I decided not to fit a sound moderator, though I did fit a Schmidt & Bender 6x42mm scope befitting a lighter-weight stalking rifle. Of note, it did seem to have less recoil, so that recoil pad must be doing something.
- Winchester Extreme Points have a large synthetic tip to aid bullet expansion and in the Horizon I achieved 2,791fps for 2,595ft/lb energy and just over 1in groups. A good start.
- Hornady and its SST Superformance load always shoots well and, true to form, achieved a high velocity of 2,888fps and 2,779ft/lb energy with sub-1in groups.
- I tried to replicate the Norma test target but my 150-gr Norma Ballistic Tips hovered around the 1in mark and achieved 2,823fps for 2,655ft/lb energy.

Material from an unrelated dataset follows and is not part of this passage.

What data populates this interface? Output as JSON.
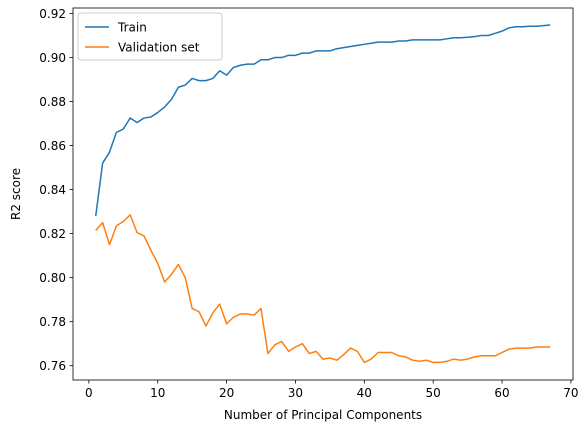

- This was good accuracy from a mid-priced rifle but a bit of judicious reloading shrunk the groups to ¾in, with the best reload being a 150-gr Sierra GameKing using 45.5 grains of RL 15 powder for 2,851fps and 2,708ft/lb energy and three shots in 0.75in.
- An alternative of 44 grains of Vit N140 powder and the heavier 168-gr AccuBond achieved the same accuracy and 2,703fps/2,678ft/lb
Need to know
- Manufacturer: Franchi
- Model: Horizon
- Type: bolt action
- Overall length: 42.5in
- Barrel length: 22in, ½ in UNF thread
- Calibre: 308 Win on test (1 in 11in rifling twist rate)
- Finish: Blued steel
- Weight: 3kg
- Magazine: Hinged floor plate, four shot
- Stock: Black synthetic Sporter
- Trigger: Single stage, adjustable
- Safety: Two position side lever
- Sights: Non, drilled and tapped for scope
- Price: £720
- Importer GMK, tel 01489 579999
With prices of premium rifles and scopes skyrocketing in recent years, a decent rifle for stalking or vermin control seems bit out of reach for many stalkers. Thankfully manufacturers such as Franchi still offer realistic prices for what is a good, practical, no frills stalking rifle. It will serve a stalker well and save them money to buy the additional accoutrements that seem mandatory these days; scopes, sound moderators, rangefinders and so on.